Spectacular Mosaic of Mars’ Belva Crater Captured by NASA’s Perseverance Rover

NASA Perseverance Mars Rover Belva Crater Mosaic

The 152 images that make up this mosaic of Belva Crater were taken by the Mastcam-Z instrument aboard NASA’s Perseverance Mars rover on April 22, 2023, the 772nd Martian day, or sol, of the mission. Belva is a 0.6-mile-wide (0.9-kilometer-wide) impact crater within the much larger Jezero Crater. Credit: NASA/JPL-Caltech/ASU/MSSS

The six-wheeled scientist encountered the crater during its latest science campaign in search of rock samples that could be brought to Earth for deeper investigation.

Perseverance’s Mastcam-Z captured 152 images of Belva Crater within Jezero Crater on Mars, revealing unique “roadcut” views of bedrock layers and potential signs of past water. The “dipping beds” may indicate a historic Martian sandbar, pointing to an ancient river that once flowed into a lake in Jezero Crater.

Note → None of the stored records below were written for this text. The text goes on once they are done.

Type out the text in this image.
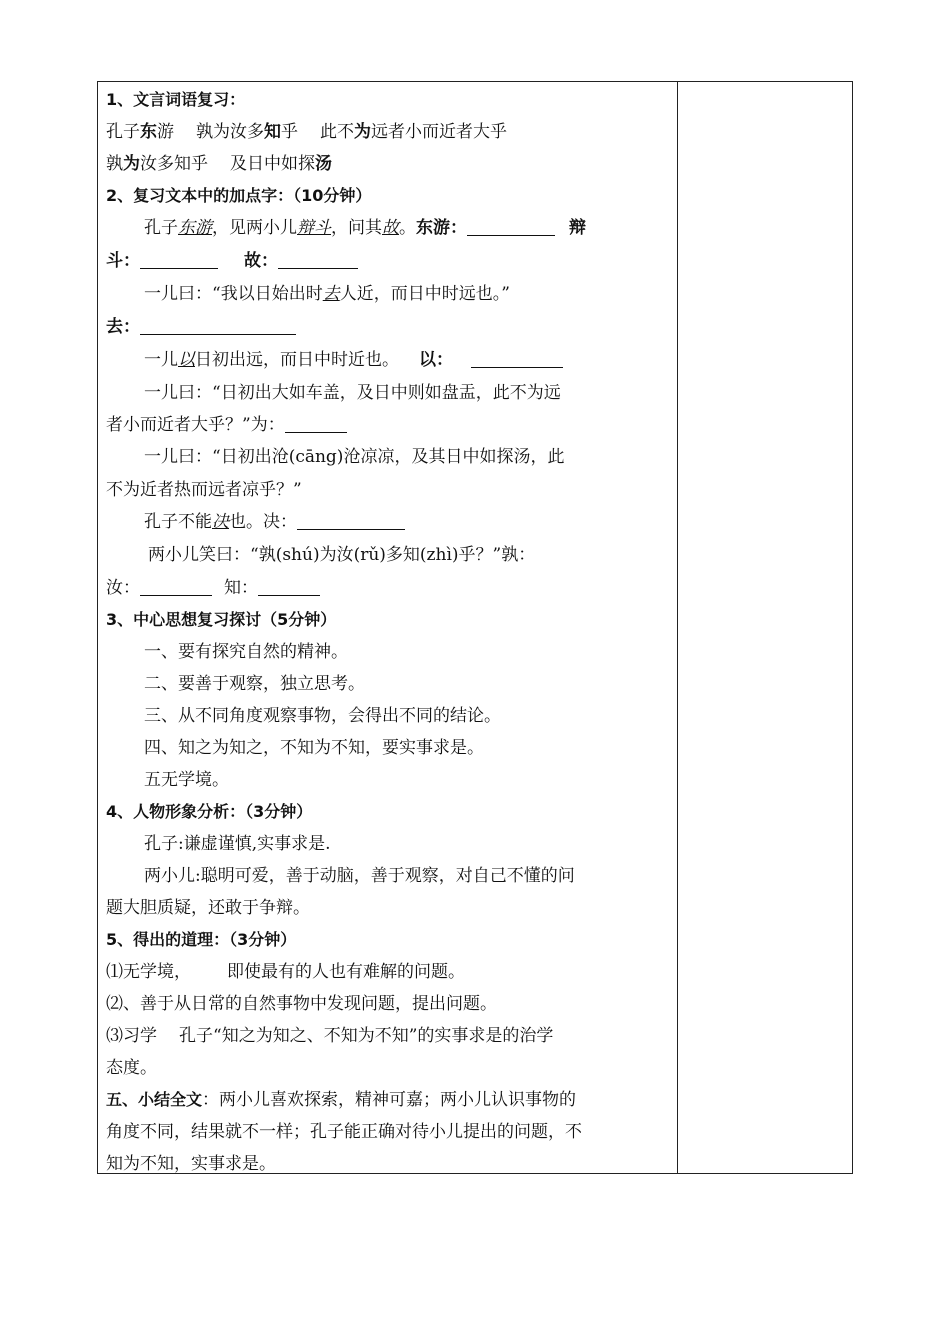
1、文言词语复习：
孔子东游 孰为汝多知乎 此不为远者小而近者大乎
孰为汝多知乎 及日中如探汤
2、复习文本中的加点字：（10分钟）
孔子东游，见两小儿辩斗，问其故。东游：	辩
斗：	故：
一儿曰：“我以日始出时去人近，而日中时远也。”
去：
一儿以日初出远，而日中时近也。 以：
一儿曰：“日初出大如车盖，及日中则如盘盂，此不为远
者小而近者大乎？”为：
一儿曰：“日初出沧(cāng)沧凉凉，及其日中如探汤，此
不为近者热而远者凉乎？”
孔子不能决也。决：
两小儿笑曰：“孰(shú)为汝(rǔ)多知(zhì)乎？”孰：
汝：	知：
3、中心思想复习探讨（5分钟）
一、要有探究自然的精神。
二、要善于观察，独立思考。
三、从不同角度观察事物，会得出不同的结论。
四、知之为知之，不知为不知，要实事求是。
五无学境。
4、人物形象分析：（3分钟）
孔子:谦虚谨慎,实事求是.
两小儿:聪明可爱，善于动脑，善于观察，对自己不懂的问
题大胆质疑，还敢于争辩。
5、得出的道理：（3分钟）
⑴无学境， 即使最有的人也有难解的问题。
⑵、善于从日常的自然事物中发现问题，提出问题。
⑶习学 孔子“知之为知之、不知为不知”的实事求是的治学
态度。
五、小结全文：两小儿喜欢探索，精神可嘉；两小儿认识事物的
角度不同，结果就不一样；孔子能正确对待小儿提出的问题，不
知为不知，实事求是。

Further study will determine if large boulders observed are exposed bedrock or remnants of this river system.

The Mastcam-Z instrument aboard NASA’s Perseverance Mars rover recently collected 152 images while looking deep into Belva Crater, a large impact crater within the far larger Jezero Crater. Stitched into a dramatic mosaic, the results are not only eye-catching, but also provide the rover’s science team some deep insights into the interior of Jezero.

“Mars rover missions usually end up exploring bedrock in small, flat exposures in the immediate workspace of the rover,” said Katie Stack Morgan, deputy project scientist of Perseverance at NASA’s Jet Propulsion Laboratory in Southern California. “That’s why our science team was so keen to image and study Belva. Impact craters can offer grand views and vertical cuts that provide important clues to the origin of these rocks with a perspective and at a scale that we don’t usually experience.”

NASA Perseverance Mars Rover Belva Crater Mosaic 3D

This anaglyph of Perseverance’s mosaic of Belva Crater can best be viewed with red-blue 3D glasses. Credit: NASA/JPL-Caltech/ASU/MSSS

On Earth, geology professors often take their students to visit highway “roadcuts” – places where construction crews have sliced vertically into the rock to make way for roads – that allow them to view rock layers and other geological features not visible at the surface. On Mars, impact craters like Belva can provide a type of natural roadcut.

Signs of Past Water

Perseverance took the images of the basin on April 22 (the 772nd Martian day, or sol, of the mission) while parked just west of Belva Crater’s rim on a light-toned rocky outcrop the mission’s science team calls “Echo Creek.” Created by a meteorite impact eons ago, the approximately 0.6-mile-wide (0.9-kilometer-wide) crater reveals multiple locations of exposed bedrock as well as a region where sedimentary layers angle steeply downward.

These “dipping beds” could indicate the presence of a large Martian sandbar, made of sediment, that billions of years ago was deposited by a river channel flowing into the lake that Jezero Crater once held.

The science team suspects the large boulders in the foreground are either chunks of bedrock exposed by the meteorite impact or that they may have been transported into the crater by the river system. The scientists will search for answers by continuing to compare features found in bedrock near the rover to the larger-scale rock layers visible in the distant crater walls.

To help with those efforts, the mission also created an anaglyph, or 3D version, of the mosaic. “An anaglyph can help us visualize the geologic relationships between the crater wall outcrops,” said Stack. “But it also provides an opportunity to simply enjoy an awesome view. When I look at this mosaic through red-blue 3D glasses, I’m transported to the western rim of Belva, and I wonder what future astronauts would be thinking if they were to stand where Perseverance once stood when it took this shot.”

More About the Mission

Perseverance’s mission on Mars has a primary objective of astrobiology, which involves collecting and storing samples that may contain indications of ancient microbial life. The rover’s tasks include studying the planet’s geology and past climate, establishing a foundation for future human exploration of Mars, and pioneering the collection and storage of Martian rock and regolith.

In subsequent missions, NASA, in collaboration with ESA, plans to send spacecraft to Mars to retrieve these securely sealed samples from the Martian surface and bring them back to Earth for thorough analysis.

The Mars 2020 Perseverance mission is part of NASA’s Moon to Mars exploration strategy, which involves conducting Artemis missions to the Moon to facilitate preparations for human exploration of Mars.

JPL, managed by Caltech on behalf of NASA, was responsible for constructing and operating the Perseverance rover.